Дебри не мог оставить столь напыщенную речь без ответа.

– А я вижу, что Бадди уступает не столько поэзии, сколько девяноста фунтам.

– Попробуй-ка сам, – вызвал его Бадди. – Мне интересно, хвастунишка, получится у тебя или нет не уступить хотя бы раз из трех.

Как только Дебри взял руку Ларса Дольфа в свою, он осознал, что именно заинтересовало Бадди. Хоть у маленькой круглой фигуры и имелось преимущество фунтов в двадцать пять, Дебри сразу ощутил, что весовая категория тут ни при чем. Как и скорость; за последние три сезона в орегонской команде Дебри научился в первые секунды первого раунда определять, превосходит его соперник или нет. Этот человек в сравнении с борцами-студентами реагировал почти лениво. Разница заключалась в своего рода безбожной мощи. Дебри вспоминает: когда Дольф легким движением руки отрывал его от пола и бросал на студентов, которые в благоговейном страхе сгрудились на кушетке в обнимку с безгласными бонгами, в голове пронеслось, что с равным успехом можно пытаться забороть 250-фунтового муравья.

Подобно брату, Дебри встал и вернулся на передовую – бесстыже и непобежденно. Чтобы сцепить руки, и снова отправиться в полет, и опять вернуться – скорее из удивления и любопытства, нежели из мужской драчливости.

– Дело в том, чем ты думаешь, – теперь понимаешь? Глаз, что ищет лотос… никогда не увидит лотос. Он увидит лишь поиск. Глаз, что ничего не ищет… найдет… расцветший сад. Желания в голове… опустошают середину… делают человека… амм! – и он швырнул Дебри в обшитую ДСП стену, умножив число ее вмятин и кратеров, – неустойчивым.

Тем вечером, уходя, Ларс Дольф увел за собой в город трех студентов – двух психологов и парня из студенческого братства, который еще не определился с направлением, – чтобы зачислить их в буддистскую семинарию на Джексон-стрит, хотя до конца стэнфордского весеннего семестра оставалась жалкая пара недель. Дебри впечатлился настолько, что и сам подумывал перевестись, пока Ларс не сообщил ему, что лекции о сутрах читаются в четыре утра шесть дней в неделю. Дебри решил, что ограничится писательским семинаром: тот собирался трижды в неделю в три пополудни – за кофе и плюшками. И все равно Дебри, как брат и все остальные, был поражен в самое сердце.
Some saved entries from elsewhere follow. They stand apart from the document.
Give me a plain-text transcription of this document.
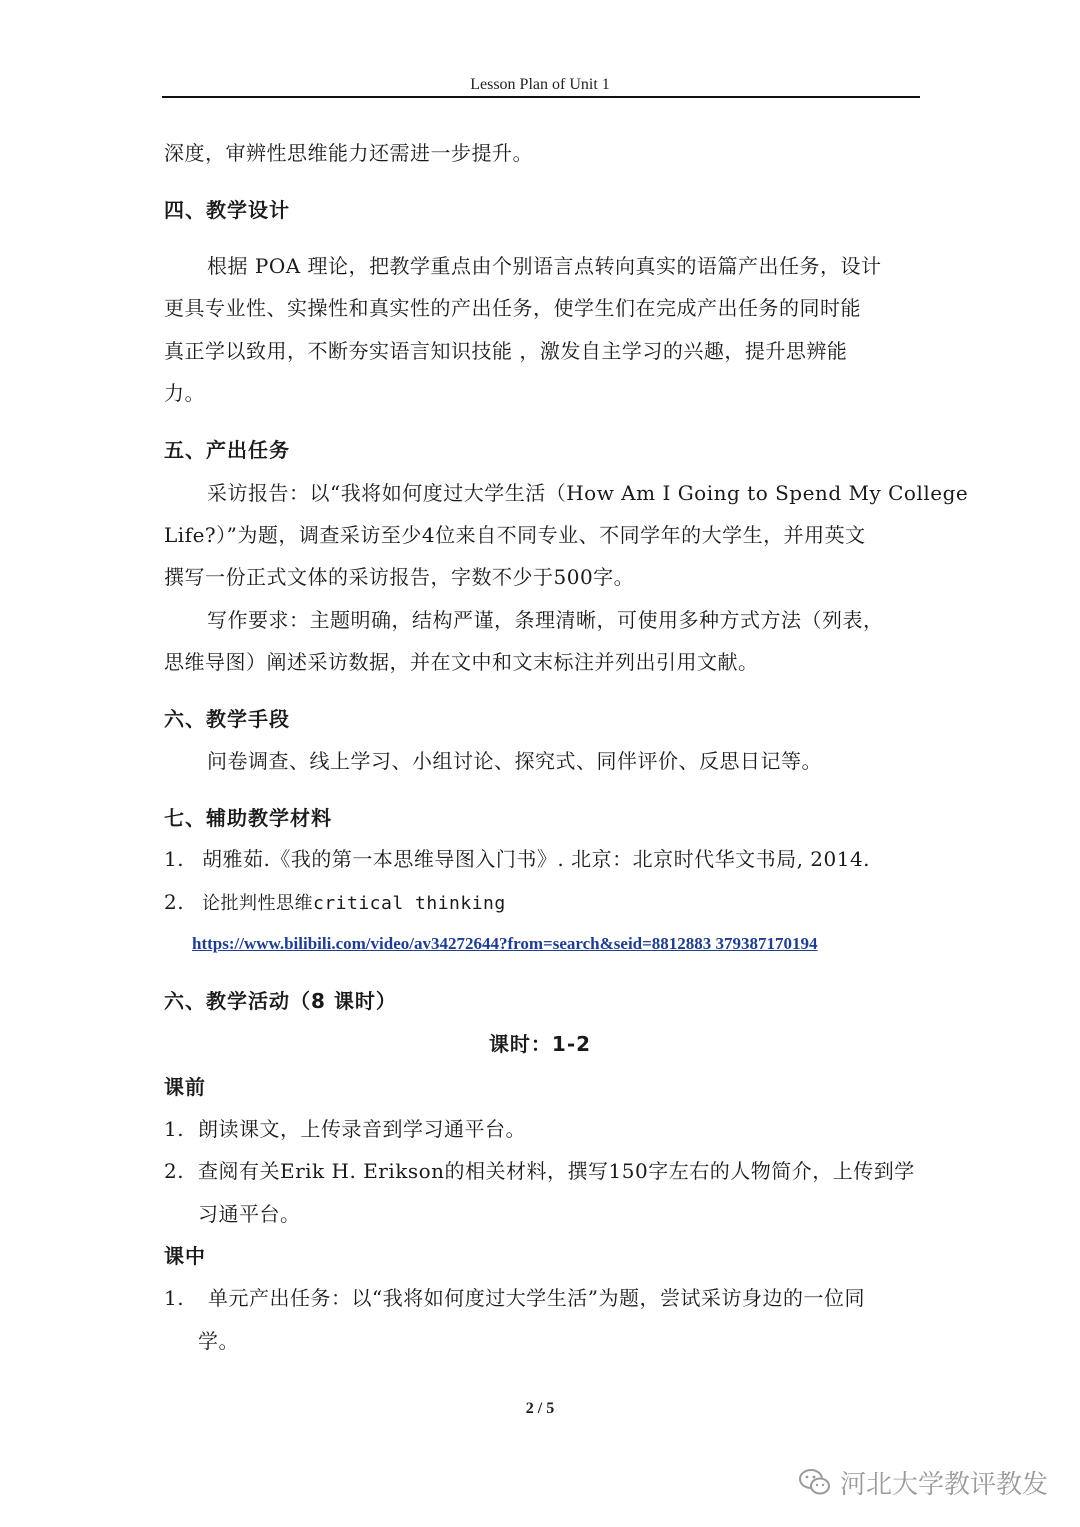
Lesson Plan of Unit 1
深度，审辨性思维能力还需进一步提升。
四、教学设计
根据 POA 理论，把教学重点由个别语言点转向真实的语篇产出任务，设计
更具专业性、实操性和真实性的产出任务，使学生们在完成产出任务的同时能
真正学以致用，不断夯实语言知识技能 ，激发自主学习的兴趣，提升思辨能
力。
五、产出任务
采访报告：以“我将如何度过大学生活（How Am I Going to Spend My College
Life?）”为题，调查采访至少4位来自不同专业、不同学年的大学生，并用英文
撰写一份正式文体的采访报告，字数不少于500字。
写作要求：主题明确，结构严谨，条理清晰，可使用多种方式方法（列表，
思维导图）阐述采访数据，并在文中和文末标注并列出引用文献。
六、教学手段
问卷调查、线上学习、小组讨论、探究式、同伴评价、反思日记等。
七、辅助教学材料
1. 胡雅茹.《我的第一本思维导图入门书》. 北京：北京时代华文书局, 2014.
2. 论批判性思维critical thinking
https://www.bilibili.com/video/av34272644?from=search&seid=8812883 379387170194
六、教学活动（8 课时）
课时：1-2
课前
1. 朗读课文，上传录音到学习通平台。
2. 查阅有关Erik H. Erikson的相关材料，撰写150字左右的人物简介，上传到学
习通平台。
课中
1. 单元产出任务：以“我将如何度过大学生活”为题，尝试采访身边的一位同
学。
2 / 5
河北大学教评教发
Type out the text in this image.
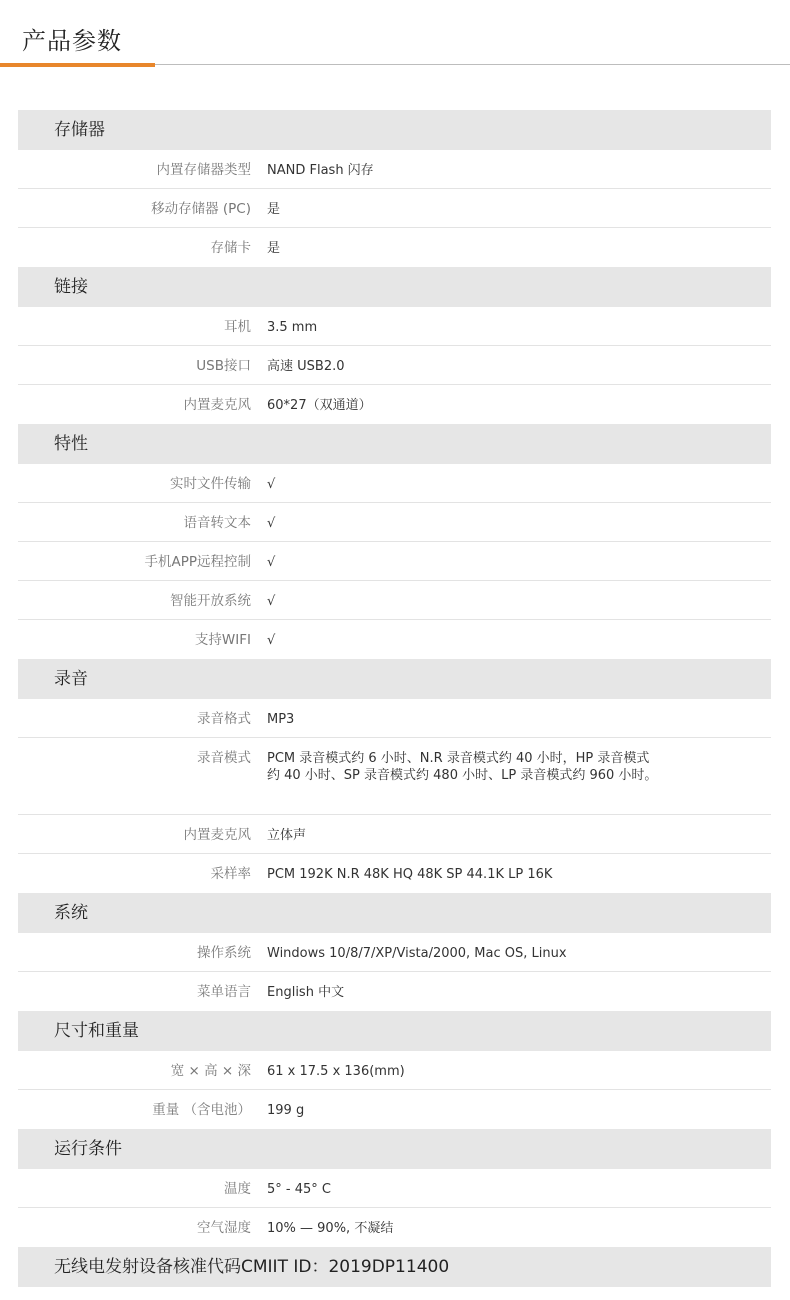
产品参数
存储器
内置存储器类型 NAND Flash 闪存
移动存储器 (PC) 是
存储卡 是
链接
耳机 3.5 mm
USB接口 高速 USB2.0
内置麦克风 60*27（双通道）
特性
实时文件传输 √
语音转文本 √
手机APP远程控制 √
智能开放系统 √
支持WIFI √
录音
录音格式 MP3
录音模式 PCM 录音模式约 6 小时、N.R 录音模式约 40 小时，HP 录音模式
约 40 小时、SP 录音模式约 480 小时、LP 录音模式约 960 小时。
内置麦克风 立体声
采样率 PCM 192K N.R 48K HQ 48K SP 44.1K LP 16K
系统
操作系统 Windows 10/8/7/XP/Vista/2000, Mac OS, Linux
菜单语言 English 中文
尺寸和重量
宽 × 高 × 深 61 x 17.5 x 136(mm)
重量 （含电池） 199 g
运行条件
温度 5° - 45° C
空气湿度 10% — 90%, 不凝结
无线电发射设备核准代码CMIIT ID：2019DP11400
А неоспоримый феномен Ларс Дольф правил полуостровом до осени, когда гнавший слишком долго, страстно и быстро джип «виллис» с охрипшей коробкой передач вкатил Хулихена на двор и в жизнь Дольфа.

Знаменитый Хулихен. Скуластое ирландское лицо, что беспрерывно и синхронно отплясывало с десяток рожиц, небесно-голубые глаза, кокетливо глядевшие из-под длинных ресниц, слава и неостановимая болтовня: Хулихен сделался сенсацией в стэнфордском бонгосообществе, не успел истерзанный джип перестать дымить. Этот человек был диковиной, вполне сопоставимой с Ларсом Дольфом по харизме и характеру, да и тусить с Хулихеном, не томившимся под пятой восточной догмы, было куда приятнее.

На деле между ними не было никакого сходства. Однако сравнений было не избежать. Хулихен быстр, Дольф – флегматичен; Хулихен жилист и бодр, Дольф – дебел и вял; бедного Хулихена стравили с Буддистским Быком прежде, чем он узнал о существовании соперника. К середине осеннего семестра в передовых кофейнях Пало-Альто говорили только о свежем хулихеновском блицкриге: как на выступлении Аллена Гинзберга он вскарабкался на сцену в Зале Динкелспил босой и полуголый, с фонариком в одной руке и мухобойкой в другой, и принялся гоняться по эстраде за невидимыми шустриками: «Может, Гинзи, оно все и так, да только я видывал, как лучших мышей моего поколения прикончила старая добрая американская крупа – вот же он получай грызун ах ты спугнул как на крыльях да вот же он – ты там сказал? Что ты, я уже молчу»; как в Сан-Матео, остановленный на обочине Приморского шоссе, он заболтал помощника шерифа, и тот подтолкнул застрявший седан, забыв выписать штраф за превышение скорости, причем столь убедительна и мозгобойна была Хулихенова брехня, что коп на прощание подарил ему автомобильные тросы; как он вдул психиатрисе, которую чокнутая богатенькая мамаша Этертон послала спасти дочь, помешавшуюся от пятидневного житья на заднем сиденье семейной легковушки с этим маньяком, а также пославшей ее мамаше, когда они все возвратились к Этертонам, а также няне, которую семейка наняла, дабы защитить дочь от дальнейшего помешательства. Как правило, после историй про героические похождения Хулихена завсегдатаи кофеен гадали о его будущих подвигах и наконец, со всей неизбежностью, – о том, какова будет встреча двух героев.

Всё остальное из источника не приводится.